Forget submitting, except to directories. All the worthwhile search engines will find your site on their own if you have incoming links. If you don't have incoming links, they'll drop you anyway. Submit to the ODP, Zeal, Yahoo, Looksmart, etc. - Whichever directories are appropriate. But search engine submission is fast becoming superfluous - Take a look at Google's submit page, where it says it is provided for those who feel they simply must submit to be happy; they say they'll find you on their own whether you submit or not as long as you have incoming links from pages already in their index, and that is true.

The only use I've found for submit recently is for disaster recovery - for example, rescuing someone's site after they have been dropped due to an error in their robots.txt file. Submitting in this case may speed recovery.

Jim

swerve

6:52 pm on Apr 7, 2003 (gmt 0)

10+ Year Member



Take a look at Google's submit page, where it says it is provided for those who feel they simply must submit to be happy; they say they'll find you on their own whether you submit or not as long as you have incoming links from pages already in their index, and that is true.

Can you point me to where this is stated? I don't see this at [google.ca...] Thanks.

jdMorgan

7:26 pm on Apr 7, 2003 (gmt 0)

WebmasterWorld Senior Member 10+ Year Member



swerve,

They've rearranged things, I guess... See Section A, #2 here [google.com] and the second-to-last "Fact" here [google.com].

Jim

james_a

11:47 pm on Apr 7, 2003 (gmt 0)

10+ Year Member



Thanks for all your help, I come away from this wiser ;)

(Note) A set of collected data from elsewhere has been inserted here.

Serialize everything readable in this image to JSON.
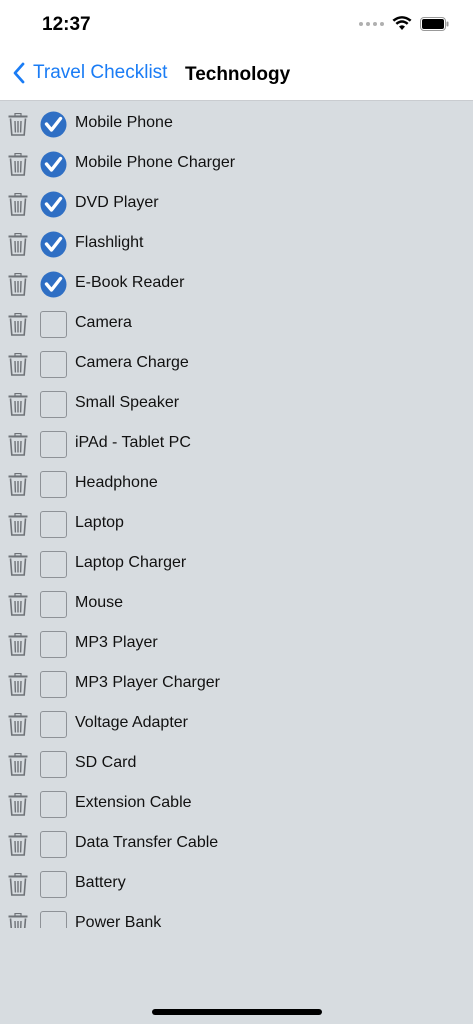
{
  "status": {
    "time": "12:37"
  },
  "nav": {
    "back_label": "Travel Checklist",
    "title": "Technology"
  },
  "colors": {
    "accent": "#1a7cf5",
    "check_fill": "#2f6fc4",
    "background": "#d7dce0"
  },
  "items": [
    {
      "label": "Mobile Phone",
      "checked": true
    },
    {
      "label": "Mobile Phone Charger",
      "checked": true
    },
    {
      "label": "DVD Player",
      "checked": true
    },
    {
      "label": "Flashlight",
      "checked": true
    },
    {
      "label": "E-Book Reader",
      "checked": true
    },
    {
      "label": "Camera",
      "checked": false
    },
    {
      "label": "Camera Charge",
      "checked": false
    },
    {
      "label": "Small Speaker",
      "checked": false
    },
    {
      "label": "iPAd - Tablet PC",
      "checked": false
    },
    {
      "label": "Headphone",
      "checked": false
    },
    {
      "label": "Laptop",
      "checked": false
    },
    {
      "label": "Laptop Charger",
      "checked": false
    },
    {
      "label": "Mouse",
      "checked": false
    },
    {
      "label": "MP3 Player",
      "checked": false
    },
    {
      "label": "MP3 Player Charger",
      "checked": false
    },
    {
      "label": "Voltage Adapter",
      "checked": false
    },
    {
      "label": "SD Card",
      "checked": false
    },
    {
      "label": "Extension Cable",
      "checked": false
    },
    {
      "label": "Data Transfer Cable",
      "checked": false
    },
    {
      "label": "Battery",
      "checked": false
    },
    {
      "label": "Power Bank",
      "checked": false
    }
  ]
}
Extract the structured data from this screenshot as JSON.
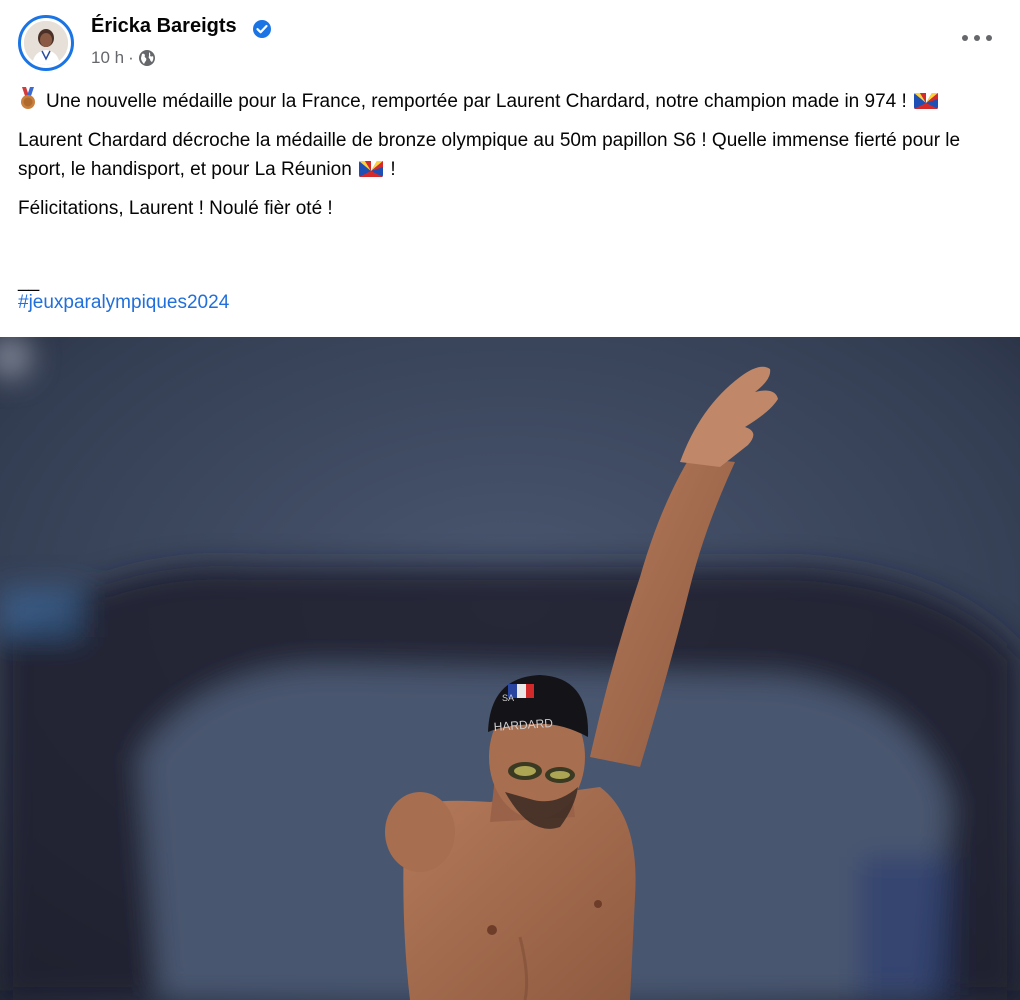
{
  "post": {
    "author": "Éricka Bareigts",
    "time": "10 h",
    "separator": "·",
    "paragraph1_a": "Une nouvelle médaille pour la France, remportée par Laurent Chardard, notre champion made in 974 !",
    "paragraph2_a": "Laurent Chardard décroche la médaille de bronze olympique au 50m papillon S6 ! Quelle immense fierté pour le sport, le handisport, et pour La Réunion",
    "paragraph2_b": "!",
    "paragraph3": "Félicitations, Laurent ! Noulé fièr oté !",
    "dash": "__",
    "hashtag": "#jeuxparalympiques2024",
    "cap_text": "HARDARD",
    "cap_code": "SA"
  },
  "icons": {
    "verified": "verified-badge-icon",
    "privacy": "globe-icon",
    "more": "more-options-icon",
    "medal": "bronze-medal-emoji",
    "flag": "reunion-flag-emoji"
  },
  "colors": {
    "accent": "#1b74e4",
    "link": "#216fdb",
    "secondary_text": "#65676b"
  }
}
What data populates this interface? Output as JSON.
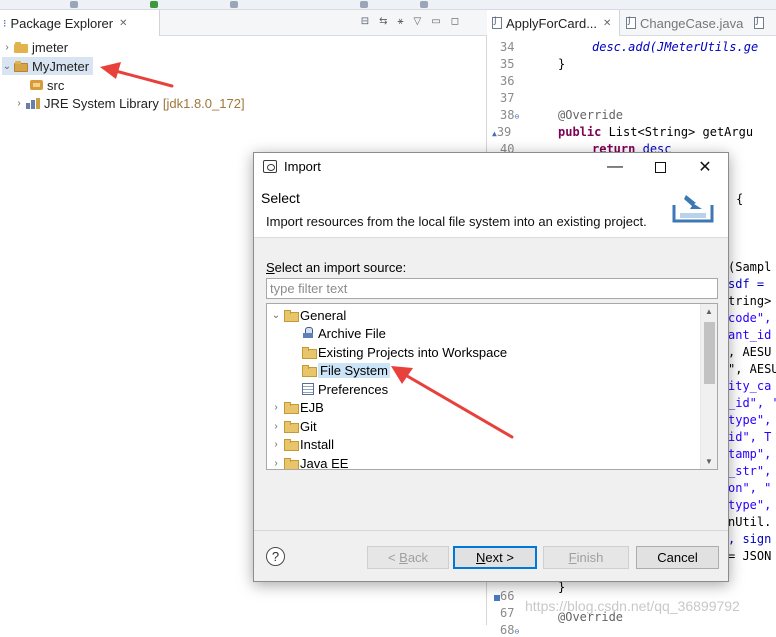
{
  "package_explorer": {
    "tab_label": "Package Explorer",
    "tree": [
      {
        "label": "jmeter",
        "expanded": false
      },
      {
        "label": "MyJmeter",
        "expanded": true,
        "selected": true
      },
      {
        "label": "src"
      },
      {
        "label": "JRE System Library",
        "suffix": "[jdk1.8.0_172]",
        "expanded": false
      }
    ]
  },
  "editor": {
    "tabs": [
      "ApplyForCard...",
      "ChangeCase.java"
    ],
    "line_numbers": [
      "34",
      "35",
      "36",
      "37",
      "38",
      "39",
      "40",
      "66",
      "67",
      "68"
    ],
    "lines": {
      "l34": "desc.add(JMeterUtils.ge",
      "l35": "}",
      "l38": "@Override",
      "l39a": "public",
      "l39b": " List<String> getArgu",
      "l40a": "return",
      "l40b": "desc",
      "brace": "{",
      "r1": "(Sampl",
      "r2": "sdf = ",
      "r3": "tring>",
      "r4": "code\",",
      "r5": "ant_id",
      "r6": ", AESU",
      "r7": "\", AESU",
      "r8": "ity_ca",
      "r9": "_id\", '",
      "r10": "type\",",
      "r11": "id\", T",
      "r12": "tamp\",",
      "r13": "_str\",",
      "r14": "on\", \"",
      "r15": "type\",",
      "r16": "nUtil.",
      "r17": ", sign",
      "r18": "= JSON",
      "l67": "}",
      "l68": "@Override"
    }
  },
  "watermark": "https://blog.csdn.net/qq_36899792",
  "dialog": {
    "title": "Import",
    "heading": "Select",
    "description": "Import resources from the local file system into an existing project.",
    "source_label_pre": "",
    "source_label_ul": "S",
    "source_label_post": "elect an import source:",
    "filter_placeholder": "type filter text",
    "items": {
      "general": "General",
      "archive": "Archive File",
      "existing": "Existing Projects into Workspace",
      "filesystem": "File System",
      "preferences": "Preferences",
      "ejb": "EJB",
      "git": "Git",
      "install": "Install",
      "javaee": "Java EE"
    },
    "buttons": {
      "back_pre": "< ",
      "back_ul": "B",
      "back_post": "ack",
      "next_ul": "N",
      "next_post": "ext >",
      "finish_ul": "F",
      "finish_post": "inish",
      "cancel": "Cancel"
    },
    "help_glyph": "?",
    "minimize_glyph": "—",
    "close_glyph": "✕"
  },
  "colors": {
    "accent": "#0078d7",
    "annotation_arrow": "#e8413c",
    "selection": "#cce4f7"
  }
}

One last case, the subhosts on their site generate their sites through an online system, at the end of this I have developed a feature that does an auto submission to these search engines, according to google they don't like these auto submissions, is there another way to get these subhosts to get their site spidered for the first time without telling them to go through and manually submit it to each search facility (Such that I, the service provider don't get my base domain punished for providing this service on the search listings)?

James.

jdMorgan

12:40 am on Apr 8, 2003 (gmt 0)

WebmasterWorld Senior Member 10+ Year Member



james_a,

From msg 6 above:

All the worthwhile search engines will find your site on their own if you have incoming links.

Last year, I put up a new non-commercial site, and submitted it for review and inclusion in the Open Directoy Project - dmoz.org. Within 90 days, it was in all the major search engines. That is all I did - one "submit" to a directory, nothing else. Over time, the site drew incoming links because it has worthwhile content, but it got into all the majors with one link from the ODP - including the "pay-for-inclusion" search engines.

I wouldn't suggest this minimalist approach for a commercial site, but it would probably still work if you didn't mind waiting.

Jim

james_a

1:32 am on Apr 8, 2003 (gmt 0)

10+ Year Member



Thanks for that, it's just clicked! That's the most valuable information on search engines I've ever heard!

Thanks so much,
James.